Identification and Validation of Novel Lactylation-Related Gene Signature in Dilated Cardiomyopathy

Dilated cardiomyopathy (DCM) is a progressive myocardial disorder with limited therapeutic options. Recent studies suggest that metabolic reprogramming, including lactate accumulation and protein lactylation, contributes to heart failure pathogenesis, but their roles in DCM remain poorly defined. We analyzed the global burden of cardiomyopathy and myocarditis using GBD data and performed transcriptomic profiling using GSE120895 and GSE5406 datasets. Weighted gene co-expression network analysis (WGCNA), differential gene expression, and known lactylation-related genes (LRGs) were integrated to identify key targets. LASSO regression was applied to construct a diagnostic model.

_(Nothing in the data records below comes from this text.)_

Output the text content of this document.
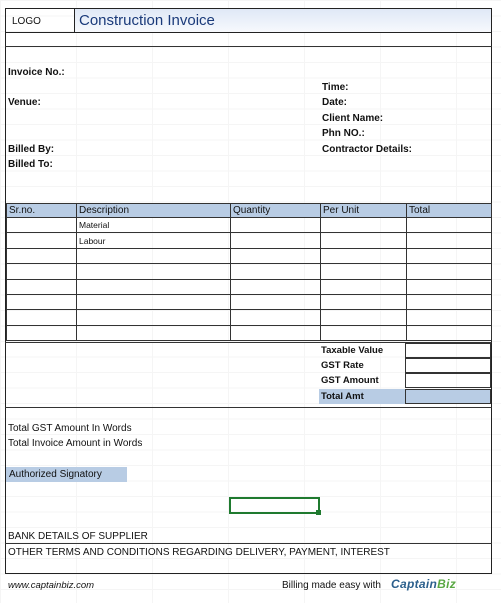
LOGO	Construction Invoice
Invoice No.:
Venue:
Billed By:
Billed To:
Time:
Date:
Client Name:
Phn NO.:
Contractor Details:
Sr.no.	Description	Quantity	Per Unit	Total
	Material			
	Labour			

Taxable Value
GST Rate
GST Amount
Total Amt
Total GST Amount In Words
Total Invoice Amount in Words
Authorized Signatory
BANK DETAILS OF SUPPLIER
OTHER TERMS AND CONDITIONS REGARDING DELIVERY, PAYMENT, INTEREST
www.captainbiz.com	Billing made easy with CaptainBiz
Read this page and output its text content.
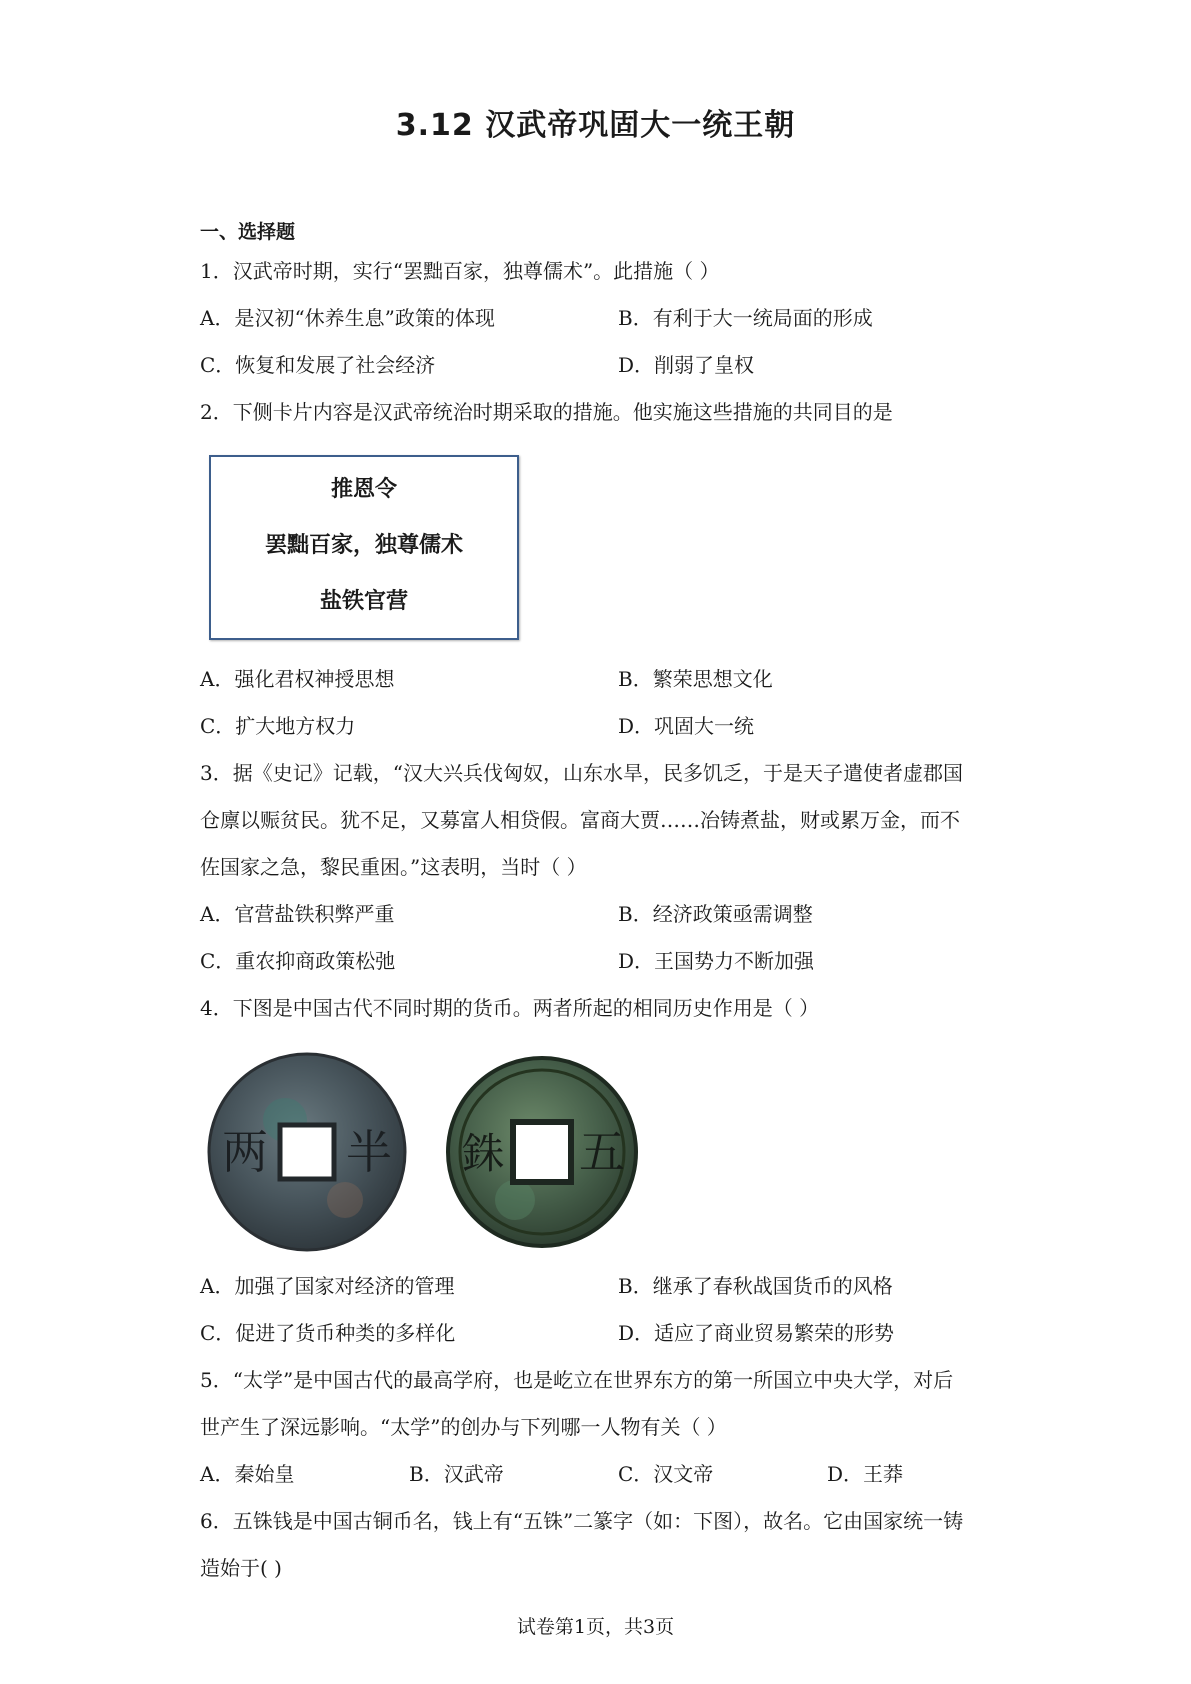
3.12 汉武帝巩固大一统王朝
一、选择题
1．汉武帝时期，实行“罢黜百家，独尊儒术”。此措施（ ）
A．是汉初“休养生息”政策的体现	B．有利于大一统局面的形成
C．恢复和发展了社会经济	D．削弱了皇权
2．下侧卡片内容是汉武帝统治时期采取的措施。他实施这些措施的共同目的是
推恩令
罢黜百家，独尊儒术
盐铁官营
A．强化君权神授思想	B．繁荣思想文化
C．扩大地方权力	D．巩固大一统
3．据《史记》记载，“汉大兴兵伐匈奴，山东水旱，民多饥乏，于是天子遣使者虚郡国
仓廪以赈贫民。犹不足，又募富人相贷假。富商大贾……冶铸煮盐，财或累万金，而不
佐国家之急，黎民重困。”这表明，当时（ ）
A．官营盐铁积弊严重	B．经济政策亟需调整
C．重农抑商政策松弛	D．王国势力不断加强
4．下图是中国古代不同时期的货币。两者所起的相同历史作用是（ ）
两 半 銖 五
A．加强了国家对经济的管理	B．继承了春秋战国货币的风格
C．促进了货币种类的多样化	D．适应了商业贸易繁荣的形势
5．“太学”是中国古代的最高学府，也是屹立在世界东方的第一所国立中央大学，对后
世产生了深远影响。“太学”的创办与下列哪一人物有关（ ）
A．秦始皇	B．汉武帝	C．汉文帝	D．王莽
6．五铢钱是中国古铜币名，钱上有“五铢”二篆字（如：下图），故名。它由国家统一铸
造始于( )
试卷第1页，共3页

Validation was conducted in an Lmna^E82K transgenic mouse model using qRT-PCR, Western blot analysis, immunofluorescence, and biochemical assays. Global analysis showed the rising age-standardized prevalence of cardiomyopathy and myocarditis by 2021. Bioinformatics revealed 1988 DEGs in DCM, 11 of which overlapped with LRGs and WGCNA modules. LASSO modeling identified DDX39A, SPR, and HNRNPC as core diagnostic biomarkers. In vivo validation confirmed upregulation of these genes in Lmna^E82K mice. Elevated lactate and protein lactylation levels were detected, alongside increased NEFA, MDA, and oxidative stress markers, implicating lactylation in metabolic dysfunction. We identify DDX39A, SPR, and HNRNPC as novel lactylation-associated biomarkers of DCM and reveal a pathophysiological link between lactate-driven protein lactylation, oxidative stress, and cardiac dysfunction. These findings offer new molecular targets for DCM diagnosis and intervention.

dilated cardiomyopathy; lactylation‐related genes; oxidative stress.